Note that this is one of the easiest questions on the paper.

  • 1
    https://en.wikipedia.org/wiki/Leibniz_integral_rule – caverac Nov 08 '20 at 00:56
  • 1
    @caverac : To apply a rule like that isn't the same as understanding how the rule comes from things learned in first-year calculus. And you don't need anything nearly as strong as that rule, since the function being integrated does not depend on $x$ or $y. \qquad$ – Michael Hardy Nov 08 '20 at 04:29

4 Answers4

4

Hint: If we let $F(s) = \displaystyle\int_{0}^{s}e^{t^2}\,dt$, then $f(x,y) = F(xy)-F(x^2)$.

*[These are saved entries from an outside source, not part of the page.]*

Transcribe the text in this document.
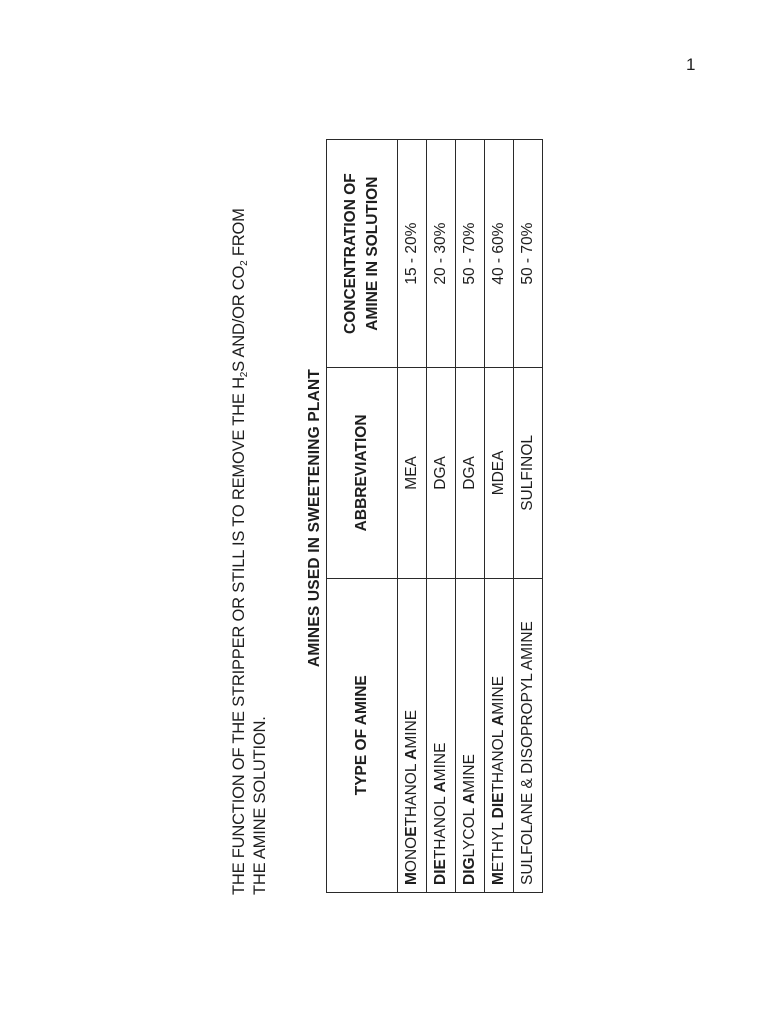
1
THE FUNCTION OF THE STRIPPER OR STILL IS TO REMOVE THE $H_2S$ AND/OR $CO_2$ FROM
THE AMINE SOLUTION.
AMINES USED IN SWEETENING PLANT
TYPE OF AMINE	ABBREVIATION	CONCENTRATION OF AMINE IN SOLUTION
MONOETHANOL AMINE	MEA	15 - 20%
DIETHANOL AMINE	DGA	20 - 30%
DIGLYCOL AMINE	DGA	50 - 70%
METHYL DIETHANOL AMINE	MDEA	40 - 60%
SULFOLANE & DISOPROPYL AMINE	SULFINOL	50 - 70%
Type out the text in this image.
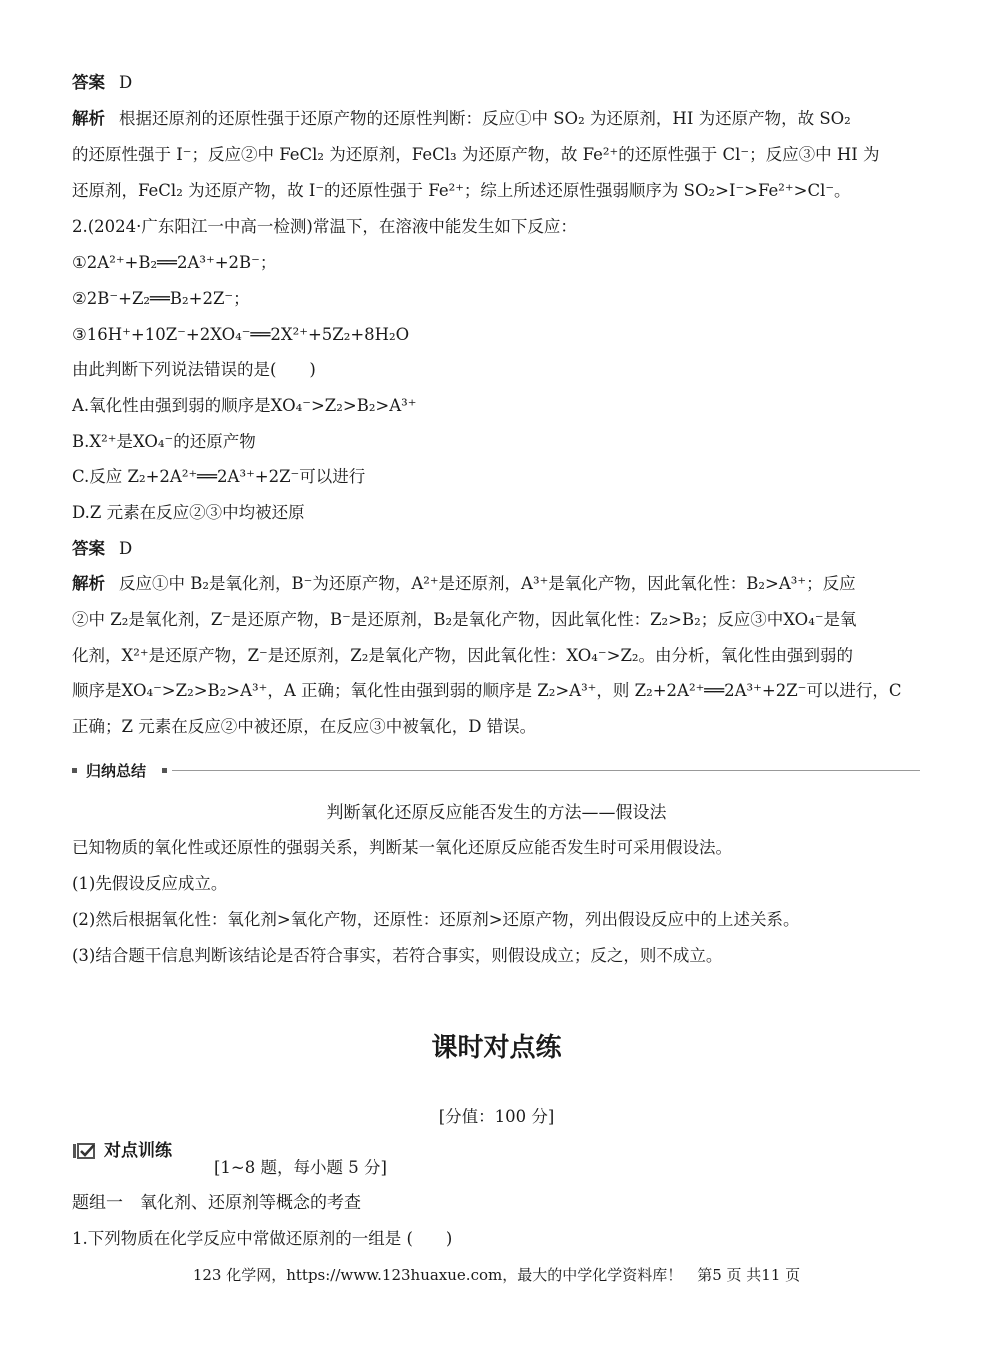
答案 D
解析 根据还原剂的还原性强于还原产物的还原性判断：反应①中 SO₂ 为还原剂，HI 为还原产物，故 SO₂
的还原性强于 I⁻；反应②中 FeCl₂ 为还原剂，FeCl₃ 为还原产物，故 Fe²⁺的还原性强于 Cl⁻；反应③中 HI 为
还原剂，FeCl₂ 为还原产物，故 I⁻的还原性强于 Fe²⁺；综上所述还原性强弱顺序为 SO₂>I⁻>Fe²⁺>Cl⁻。
2.(2024·广东阳江一中高一检测)常温下，在溶液中能发生如下反应：
①2A²⁺+B₂══2A³⁺+2B⁻；
②2B⁻+Z₂══B₂+2Z⁻；
③16H⁺+10Z⁻+2XO₄⁻══2X²⁺+5Z₂+8H₂O
由此判断下列说法错误的是(　　)
A.氧化性由强到弱的顺序是XO₄⁻>Z₂>B₂>A³⁺
B.X²⁺是XO₄⁻的还原产物
C.反应 Z₂+2A²⁺══2A³⁺+2Z⁻可以进行
D.Z 元素在反应②③中均被还原
答案 D
解析 反应①中 B₂是氧化剂，B⁻为还原产物，A²⁺是还原剂，A³⁺是氧化产物，因此氧化性：B₂>A³⁺；反应
②中 Z₂是氧化剂，Z⁻是还原产物，B⁻是还原剂，B₂是氧化产物，因此氧化性：Z₂>B₂；反应③中XO₄⁻是氧
化剂，X²⁺是还原产物，Z⁻是还原剂，Z₂是氧化产物，因此氧化性：XO₄⁻>Z₂。由分析，氧化性由强到弱的
顺序是XO₄⁻>Z₂>B₂>A³⁺，A 正确；氧化性由强到弱的顺序是 Z₂>A³⁺，则 Z₂+2A²⁺══2A³⁺+2Z⁻可以进行，C
正确；Z 元素在反应②中被还原，在反应③中被氧化，D 错误。
归纳总结
判断氧化还原反应能否发生的方法——假设法
已知物质的氧化性或还原性的强弱关系，判断某一氧化还原反应能否发生时可采用假设法。
(1)先假设反应成立。
(2)然后根据氧化性：氧化剂>氧化产物，还原性：还原剂>还原产物，列出假设反应中的上述关系。
(3)结合题干信息判断该结论是否符合事实，若符合事实，则假设成立；反之，则不成立。
课时对点练
[分值：100 分]
对点训练
[1~8 题，每小题 5 分]
题组一　氧化剂、还原剂等概念的考查
1.下列物质在化学反应中常做还原剂的一组是 (　　)
123 化学网，https://www.123huaxue.com，最大的中学化学资料库！　第5 页 共11 页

Now, try using the chain rule to compute $\dfrac{\partial f}{\partial x} = \dfrac{\partial }{\partial x}\left[F(xy)-F(x^2)\right]$ and $\dfrac{\partial f}{\partial y} = \dfrac{\partial }{\partial y}\left[F(xy)-F(x^2)\right]$. Remember that by construction, $F'(s) = e^{s^2}$.

JimmyK4542
  • 54,331
3

\begin{align} & f(x,y) = \int_{x^2}^{xy} e^{t^2} \,dt = \int_0^{xy} e^{t^2} \, dt - \int_0^{x^2} e^{t^2} \, dt. \\[10pt] & \frac d {du} \int_0^u e^{t^2} \, dt = e^{u^2}. \\[10pt] & \frac d {dx} \int_0^u e^{t^2}\,dt = \frac d {du} \int_0^u e^{t^2} \, dt \times \frac{du}{dx} \end{align}

2

You have $$f(x,y)=\int_{a(x,y)}^{b(x,y)} g(t) \, dt$$ Using the fundamental theorem of calculus $$\frac{\partial f(x,y)}{\partial x}=\frac{\partial b(x,y)}{\partial x}\, g(b(x,y))-\frac{\partial a(x,y)}{\partial x}\, g(a(x,y))$$ $$\frac{\partial f(x,y)}{\partial y}=\frac{\partial b(x,y)}{\partial y}\, g(b(x,y))-\frac{\partial a(x,y)}{\partial y}\, g(a(x,y))$$

Just apply.

0

So basically the fundamental theorem of calculus gives us $$f(x,y) = \int_{x^2}^{xy} e^{t^2} \,dt = \int_{0}^{xy} e^{t^2} \,dt - \int_{0}^{x^2} e^{t^2} \,dt$$ $$\implies$$ $$\dfrac{\partial f}{\partial x} = \dfrac{\partial}{\partial x} (F(xy) - F(x^2)) =yF'(xy) - 2xF'(x^2) = ye^{x^2 y^2}-2xe^{x^4}$$

$$\dfrac{\partial f}{\partial y} = xe^{x^2y^2}$$

Thanks for the help, I knew this was supposed to be easy. Just looking at it from a different perspective!